第二条 学校ノ休業、生徒ノ欠席又ハ中途ニ入退学スルコトアルモ、前条ノ授業料額之ヲ減免セズ。但シ学校ノ休業又ハ生徒ノ欠席全月ニ渉ル場合ハ其ノ月ノ授業料ヲ徴収セズ。
第三条 授業料ハ毎月二十日限リ其ノ月分ヲ徴収ス。
付 則 本規程ハ昭和十七年度ヨリ之ヲ適用ス。
この理由については、特に記されていないが、当時の青年学校4校、生徒数300名余り、教員・指導員20名以上という規模の、教科や教練の外、(後述するが)行事も膨らみ、与えられた予算では賄いきれなかったのが実態ではなかったか。また、女子部だけからの徴収ということについては、男子が軍事教練・軍人としての教育、つまり“お国のため”ということに対して、女子については任意入学であり、しかも裁縫など個人の技能習得が主であるという、教育内容の価値観から判断されたのではないかと思われる。

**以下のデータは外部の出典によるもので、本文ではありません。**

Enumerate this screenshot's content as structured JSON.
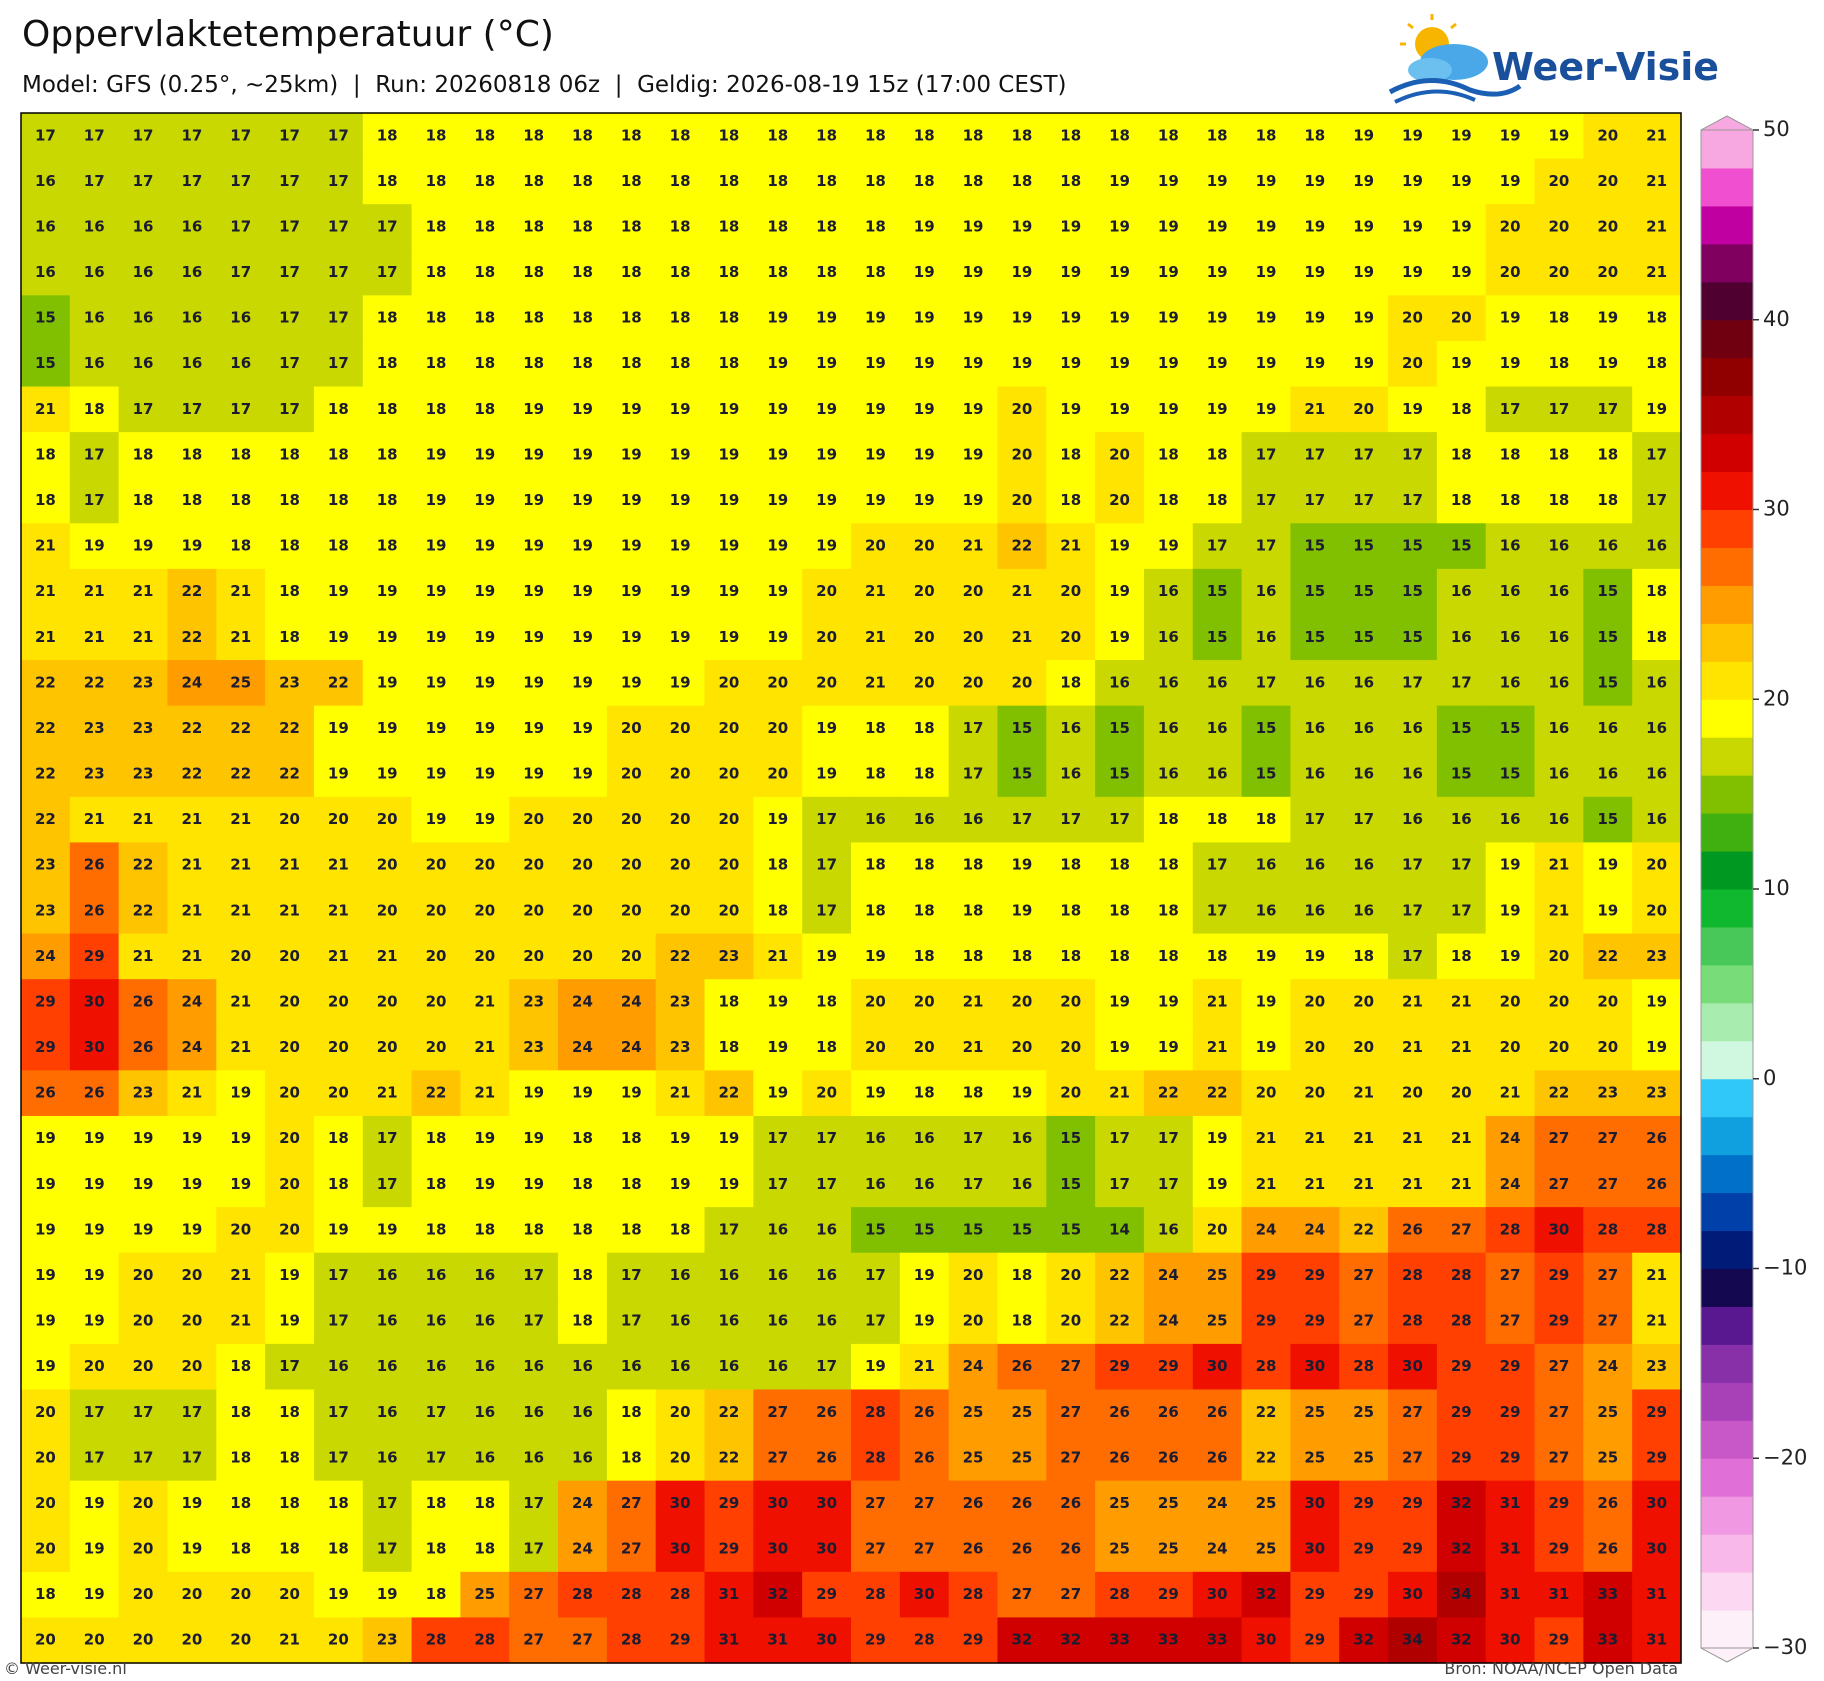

尻岸内村によらず、青年学校は全道的に指導員の不足と経費の不足が見られていた。そして、昭和18年4月には1町村1校という制度となり、併せて青年学校専任校長を置くことになったが、本町の場合、昭和19年(1944)、地理的条件から、西地区の尻岸内青年学校(尻岸内小に併設)と東地区の恵山青年学校(恵山小に併設)の2校とした。但し、女子部については通学のことなどを考慮し、日浦・尻岸内・古武井・恵山と各地区ごと各小学校に併設し授業が行われた。